Pour combattre une peur, Nicolas Chevrier suggère d'y aller par étapes, comme lors d'une TCC. Si on a la phobie des chiens, on feuillette chaque jour un livre pour enfants sur les chiens jusqu'à ce qu'on ne ressente plus d'anxiété. On regarde ensuite un film où on voit de vrais chiens. Avec le temps, on peut toucher un chien en peluche, en observer un véritable dans une animalerie et parvenir un jour à en toucher un.

Deux phobiques témoignent

Lucie, 39 ans
Toux, maux de tête, fatigue importante, douleurs musculaires... À force d'entendre parler des symptômes de la grippe A(H1N1) dans les médias, Lucie avait l'impression, l'automne dernier, de tous les ressentir! Elle est hypocondriaque, mais elle arrive à se contrôler.
Lucie a développé la phobie des maladies vers 1985, à l'époque du scandale du sang contaminé. Elle craignait d'avoir contracté le VIH après avoir été tatouée. La peur de faire une crise cardiaque et d'avoir le cancer l'a ensuite gagnée. Angoissée et anxieuse, elle a quitté son emploi de préposée aux bénéficiaires en 1996. «Je dormais tout habillée au cas où je ne me sentirais pas bien et où je devrais partir rapidement de la maison», raconte-t-elle.
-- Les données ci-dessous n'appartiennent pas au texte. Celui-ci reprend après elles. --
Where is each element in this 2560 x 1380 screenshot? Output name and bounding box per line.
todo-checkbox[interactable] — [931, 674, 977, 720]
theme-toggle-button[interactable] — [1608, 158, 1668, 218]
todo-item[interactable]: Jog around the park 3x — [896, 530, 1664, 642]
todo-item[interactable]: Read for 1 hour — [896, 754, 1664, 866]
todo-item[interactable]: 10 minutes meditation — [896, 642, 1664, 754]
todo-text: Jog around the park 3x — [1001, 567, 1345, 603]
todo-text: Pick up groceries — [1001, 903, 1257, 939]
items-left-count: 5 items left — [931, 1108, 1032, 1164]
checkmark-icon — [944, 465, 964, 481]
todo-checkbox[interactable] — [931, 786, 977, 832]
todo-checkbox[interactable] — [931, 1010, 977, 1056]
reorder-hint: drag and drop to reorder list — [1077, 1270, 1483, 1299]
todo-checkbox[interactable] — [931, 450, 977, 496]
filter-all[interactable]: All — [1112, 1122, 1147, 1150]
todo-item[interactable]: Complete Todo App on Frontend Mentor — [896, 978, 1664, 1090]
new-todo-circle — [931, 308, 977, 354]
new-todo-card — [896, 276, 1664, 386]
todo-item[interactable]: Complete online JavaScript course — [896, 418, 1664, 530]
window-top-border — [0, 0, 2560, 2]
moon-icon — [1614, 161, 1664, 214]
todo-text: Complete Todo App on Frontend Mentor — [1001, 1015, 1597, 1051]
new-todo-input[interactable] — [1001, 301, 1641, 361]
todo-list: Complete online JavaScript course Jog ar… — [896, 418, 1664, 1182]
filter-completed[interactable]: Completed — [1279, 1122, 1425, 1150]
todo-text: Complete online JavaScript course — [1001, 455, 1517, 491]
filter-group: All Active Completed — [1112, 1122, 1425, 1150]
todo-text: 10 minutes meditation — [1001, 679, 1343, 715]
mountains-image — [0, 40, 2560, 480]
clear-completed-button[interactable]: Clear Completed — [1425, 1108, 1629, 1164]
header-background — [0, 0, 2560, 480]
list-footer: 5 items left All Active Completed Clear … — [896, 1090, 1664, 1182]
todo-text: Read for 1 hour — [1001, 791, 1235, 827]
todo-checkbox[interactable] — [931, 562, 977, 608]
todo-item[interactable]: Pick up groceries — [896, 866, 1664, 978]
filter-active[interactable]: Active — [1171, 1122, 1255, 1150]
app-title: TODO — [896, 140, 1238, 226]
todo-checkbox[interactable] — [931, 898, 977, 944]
Lucie a subi nombre d'examens médicaux avant de comprendre qu'elle souffrait d'hypocondrie. En 1998, elle a suivi une thérapie cognitivo-comportementale et a recouru au groupe d'entraide Phobies-Zéro, où elle a été par la suite bénévole. «Ma vie est redevenue normale, dit Lucie, qui a vécu une petite rechute avec la grippe A(H1N1). J'essaie de rationaliser ma peur», poursuit la phobique, maintenant chauffeuse d'autobus.

Jean, 65 ans
Des phobies? «Je les avais toutes!» répond Jean. Pendant 12 ans, ce compositeur a souffert de la phobie des avions, d'agoraphobie, d'hypocondrie et de claustrophobie. Il avait aussi des phobies d'impulsion. «Je regardais un couteau dans la cuisine et j'avais peur de me poignarder, raconte-t-il. Je craignais aussi de frapper les personnes qui étaient assises devant moi. C'était apeurant.»

Calmants, cartomancienne, voyante, guérisseur, vitamines, charbon, jus de chou: Jean a tout essayé. «Je me sentais tellement mal que je cherchais la solution miracle», explique-t-il. Souffrant, en proie à des crises de panique, il a finalement consulté un psychiatre avec qui il a effectué une thérapie cognitivo-comportementale. «Je n'ai plus peur», dit Jean, qui a été soutenu par sa conjointe et qui a raconté son histoire dans Guérir à s'en rendre malade (par Jean Robitaille, Libre Expression, 2009, 312 p., 27,95 $).

Des ressources

  • Phobies-Zéro, un groupe d'entraide et de soutien aux gens atteints de troubles anxieux.
  • Revivre, une association de soutien aux personnes souffrant de troubles anxieux, dépressifs ou bipolaires.